CSM Course + Workshop: Why?

My colleague Catherine Louis got me, reluctantly at the time, to do a workshop at the end of a Certified ScrumMaster course, and then a client wanted the workshop with the course. (I have done many courses with workshops since then.) Now I am ‘hooked.’ As I have said before, the feedback from participants is always that the workshop portion (one or two days) is essential, fun and it solidifies the learning.

So, now I am trying to get everyone who does not know to ‘see the light.’

This is actually not great for me personally. I make less money per day with the workshop. It means more days away from my family. I am too busy already, but still it is the right thing to do.

I have described elsewhere (here) what happens in the workshop. I won’t repeat that in this post.

What I am adding below is an email from a client (he is a manager) to a potential client, describing why he always pays extra for the workshop. (Well, I not sure he *wants* to pay extra for the workshop, but he does, and, as you will read, he does want the workshop.)

_______________________________

Hi Alex,

We have been going through a large scale Agile transformation for the past 18 months and have had many of our teams attend CSM and CSPO trainings with Joe. I highly recommend him. His courses are highly educational, interactive and fun. I always receive great feedback from people who attend his courses.

My rationale for a four-day course over a two-day course is as follows;
[Ed. Note: ‘four-day course’ means two days of CSM/CSPO course + two days of workshop]

If you read about Scrum on Wikipedia, it seems simple enough, actually pretty obvious. And it is, but there is significantly more detail when you actually start working this way. Going to Agile/Scrum is a significant change in the development cultural, it is a transformation that doesn’t happen overnight — it will take weeks, months or even years depending on the size of your organization.

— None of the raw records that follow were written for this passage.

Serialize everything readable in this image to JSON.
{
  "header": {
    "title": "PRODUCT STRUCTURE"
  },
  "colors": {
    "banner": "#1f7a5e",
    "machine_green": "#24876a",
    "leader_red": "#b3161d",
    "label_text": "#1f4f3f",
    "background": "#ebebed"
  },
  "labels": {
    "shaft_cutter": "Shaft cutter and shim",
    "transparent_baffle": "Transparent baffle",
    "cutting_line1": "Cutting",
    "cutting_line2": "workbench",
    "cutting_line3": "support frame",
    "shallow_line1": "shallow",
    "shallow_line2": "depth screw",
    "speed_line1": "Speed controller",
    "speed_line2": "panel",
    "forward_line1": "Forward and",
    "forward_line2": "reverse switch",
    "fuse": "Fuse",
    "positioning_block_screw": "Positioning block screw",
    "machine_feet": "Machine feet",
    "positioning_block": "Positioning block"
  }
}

Most of the people in my teams have been doing software development in Waterfall for 10 to 15 years, so this is a big change for them. More training is better than less in this context.

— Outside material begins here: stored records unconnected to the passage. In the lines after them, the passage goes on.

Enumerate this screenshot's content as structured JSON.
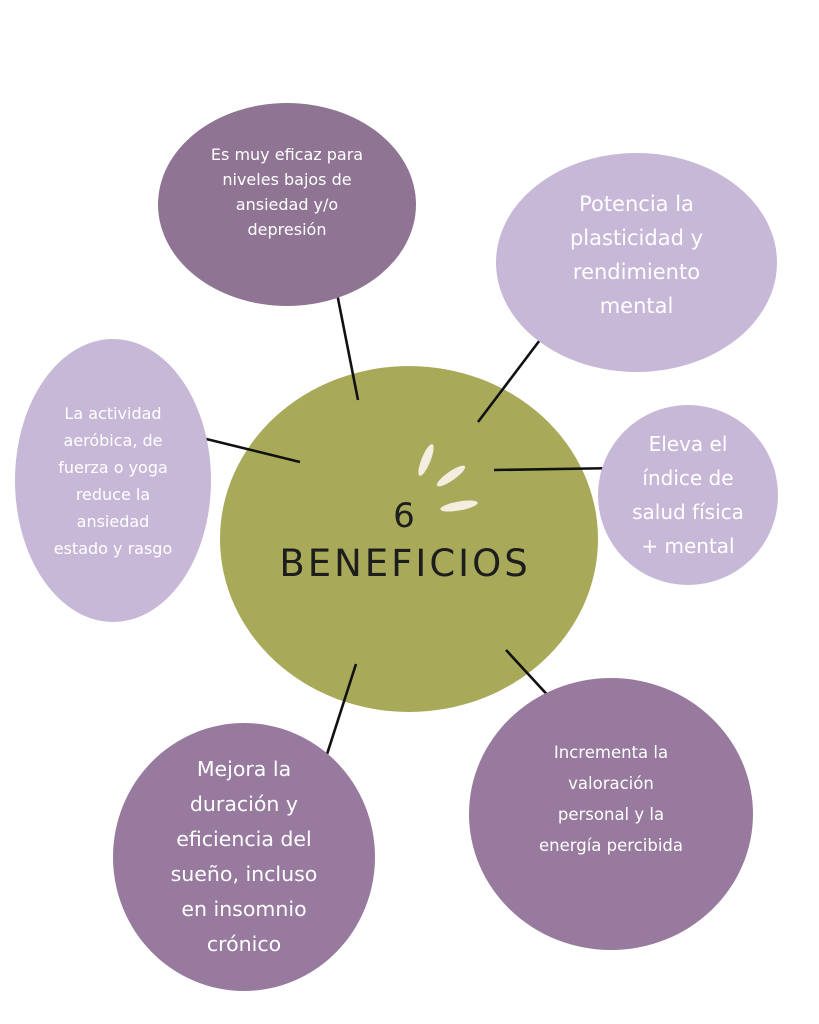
{
  "center": {
    "number": "6",
    "title": "BENEFICIOS"
  },
  "benefits": [
    {
      "id": "top",
      "text": "Es muy eficaz para\nniveles bajos de\nansiedad y/o\ndepresión"
    },
    {
      "id": "right-top",
      "text": "Potencia la\nplasticidad y\nrendimiento\nmental"
    },
    {
      "id": "right-mid",
      "text": "Eleva el\níndice de\nsalud física\n+ mental"
    },
    {
      "id": "left",
      "text": "La actividad\naeróbica, de\nfuerza o yoga\nreduce la\nansiedad\nestado y rasgo"
    },
    {
      "id": "bottom-left",
      "text": "Mejora la\nduración y\neficiencia del\nsueño, incluso\nen insomnio\ncrónico"
    },
    {
      "id": "bottom-right",
      "text": "Incrementa la\nvaloración\npersonal y la\nenergía percibida"
    }
  ],
  "colors": {
    "center": "#a8aa5a",
    "dark_purple": "#977a9e",
    "light_purple": "#c8b8d8",
    "arrow": "#111111",
    "text": "#1d1d1d"
  }
}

The four-day CSM/CSPO course is two days of theory followed by two days of ‘hands-on’ workshop for the teams. I think the workshop is the best part of the course; it brings the people together as teams and gets them going in the right direction. The bulk of the time is spent planning their first Sprint, but it happens in an environment where they are coached, can ask questions and get professional/experienced feedback and advice. Teams leave the workshop with a common vision and a shared understanding of the next set of things they will work on — really cool stuff.

Cheers,
Dave (at a large telecom company)
[Identifying details withheld; he has a ‘day’ job too, although he was kind enough to write this note. He probably would correspond with you if needed.]

____________________________

Another note: The two days of course are not pure theory (as the note above might imply to some), but as Dave says, they are comparatively ‘theory’ and the two workshops days are, comparatively, practice.

The first two days include some theory and they include some experiential exercises that are not real work to the participants. Some of the exercises in the course might have come from real work at another firm, but they are not ‘real work’ at the participants’ firm(s).

By contrast, the workshop uses live ammo, so to speak. As much as possible, participants are doing real work at their firm. At the very minimum, the work is real work to the Product Owner for each team/table.